La Spagna e l’Europa a partire dagli anni Duemila hanno investito molto nella militarizzazione e nel controllo delle frontiere marittime e terrestri spagnole, sia tramite accordi con i Paesi di origine e di transito dei migranti, sia costruendo muri sempre più alti e sorvegliando le coste per impedire la partenza dei migranti. Le misure adottate per gestire la migrazione irregolare nella Frontera Sur sono state viste come un successo in quanto hanno mantenuto il numero degli arrivi in Spagna, più basso rispetto a altri Paesi di destinazione nel Mediterraneo.

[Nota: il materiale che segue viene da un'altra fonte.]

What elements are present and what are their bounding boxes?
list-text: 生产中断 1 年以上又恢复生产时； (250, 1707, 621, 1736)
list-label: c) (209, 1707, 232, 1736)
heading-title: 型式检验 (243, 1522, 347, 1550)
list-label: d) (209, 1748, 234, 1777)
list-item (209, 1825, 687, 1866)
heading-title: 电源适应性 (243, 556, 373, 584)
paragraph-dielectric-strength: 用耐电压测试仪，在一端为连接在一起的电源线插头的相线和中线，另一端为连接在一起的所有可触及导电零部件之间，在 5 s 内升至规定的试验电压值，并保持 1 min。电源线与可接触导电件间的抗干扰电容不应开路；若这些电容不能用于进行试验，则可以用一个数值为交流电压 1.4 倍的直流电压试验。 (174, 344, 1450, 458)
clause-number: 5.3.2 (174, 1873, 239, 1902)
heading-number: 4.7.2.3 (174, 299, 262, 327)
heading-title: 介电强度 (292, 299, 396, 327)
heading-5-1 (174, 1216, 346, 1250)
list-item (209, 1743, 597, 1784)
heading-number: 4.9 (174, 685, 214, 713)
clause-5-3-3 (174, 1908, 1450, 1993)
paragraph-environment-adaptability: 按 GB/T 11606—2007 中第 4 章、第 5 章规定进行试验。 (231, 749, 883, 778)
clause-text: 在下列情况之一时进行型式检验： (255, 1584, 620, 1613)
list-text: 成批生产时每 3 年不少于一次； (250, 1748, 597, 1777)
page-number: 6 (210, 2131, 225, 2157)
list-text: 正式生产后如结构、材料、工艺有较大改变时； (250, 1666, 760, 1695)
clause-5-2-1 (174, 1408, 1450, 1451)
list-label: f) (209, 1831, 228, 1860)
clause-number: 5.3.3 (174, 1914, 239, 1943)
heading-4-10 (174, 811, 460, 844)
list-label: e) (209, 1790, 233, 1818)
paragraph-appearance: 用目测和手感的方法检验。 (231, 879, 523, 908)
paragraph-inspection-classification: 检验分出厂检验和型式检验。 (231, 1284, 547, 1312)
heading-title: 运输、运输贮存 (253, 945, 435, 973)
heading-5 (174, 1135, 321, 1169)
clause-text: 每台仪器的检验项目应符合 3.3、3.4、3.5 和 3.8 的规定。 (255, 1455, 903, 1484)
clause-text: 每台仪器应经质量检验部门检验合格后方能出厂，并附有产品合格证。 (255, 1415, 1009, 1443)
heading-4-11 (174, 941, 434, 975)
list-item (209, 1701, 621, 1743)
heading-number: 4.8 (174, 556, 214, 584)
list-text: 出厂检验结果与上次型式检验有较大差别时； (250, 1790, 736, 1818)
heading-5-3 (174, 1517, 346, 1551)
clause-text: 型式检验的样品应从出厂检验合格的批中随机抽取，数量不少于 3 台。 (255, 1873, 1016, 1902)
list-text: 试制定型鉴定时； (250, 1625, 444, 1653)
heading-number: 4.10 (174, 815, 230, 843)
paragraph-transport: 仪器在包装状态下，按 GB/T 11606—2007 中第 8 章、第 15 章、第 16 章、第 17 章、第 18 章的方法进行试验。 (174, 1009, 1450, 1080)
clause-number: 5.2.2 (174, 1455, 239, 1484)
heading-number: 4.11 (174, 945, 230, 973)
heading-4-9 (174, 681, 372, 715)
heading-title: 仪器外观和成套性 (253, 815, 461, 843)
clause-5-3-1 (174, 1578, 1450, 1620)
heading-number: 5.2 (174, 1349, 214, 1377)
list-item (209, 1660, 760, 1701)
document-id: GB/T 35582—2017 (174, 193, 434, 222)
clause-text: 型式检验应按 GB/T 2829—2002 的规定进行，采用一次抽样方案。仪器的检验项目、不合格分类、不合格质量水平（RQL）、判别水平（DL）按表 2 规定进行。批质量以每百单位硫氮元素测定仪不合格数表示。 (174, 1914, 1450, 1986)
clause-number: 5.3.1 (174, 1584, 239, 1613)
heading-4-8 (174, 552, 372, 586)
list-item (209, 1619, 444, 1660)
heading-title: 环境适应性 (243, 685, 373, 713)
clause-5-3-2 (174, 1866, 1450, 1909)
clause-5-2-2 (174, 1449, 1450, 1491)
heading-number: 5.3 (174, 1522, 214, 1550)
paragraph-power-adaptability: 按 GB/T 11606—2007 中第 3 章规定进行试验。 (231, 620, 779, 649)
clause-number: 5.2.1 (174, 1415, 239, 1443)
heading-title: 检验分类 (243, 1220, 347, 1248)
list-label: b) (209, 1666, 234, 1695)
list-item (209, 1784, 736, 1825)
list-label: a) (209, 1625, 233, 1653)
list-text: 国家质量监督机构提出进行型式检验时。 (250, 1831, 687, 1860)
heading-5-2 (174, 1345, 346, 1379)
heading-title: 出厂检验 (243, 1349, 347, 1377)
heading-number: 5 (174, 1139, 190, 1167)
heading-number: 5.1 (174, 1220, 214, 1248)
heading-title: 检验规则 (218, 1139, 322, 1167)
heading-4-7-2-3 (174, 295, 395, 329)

Tuttavia, nonostante l’adozione di misure restrittive nei confronti dei migranti, negli ultimi anni i flussi migratori sono aumentati su tutte le rotte spagnole. Oltre ad aumentare il numero di chi tenta di raggiungere l’Europa, aumenta anche il numero dei morti e dei dispersi durante i viaggi. Infatti, le misure implementate per ridurre gli arrivi, lungi dall’impedire la partenza dei migranti, hanno come effetto quello di modificare i flussi: i migranti si spostano da una rotta all’altra e verso percorsi sempre più pericolosi per evitare di essere intercettati. Numerose sono anche le testimonianze di azioni intraprese, dalla Spagna e dal Marocco per respingere in massa i migranti alle frontiere, che negano la possibilità di fare domanda di asilo e violano i diritti umani.


È inoltre probabile che i flussi di migratori che interessano la Spagna, non diminuiranno nell’immediato nonostante l’approccio securitario adottato da Spagna e UE. Infatti, la pandemia di Covid-19 ha acuito le problematiche economico-sociali nei paesi di partenza e di transito dei migranti che cercano di raggiungere la Spagna, intensificando i flussi.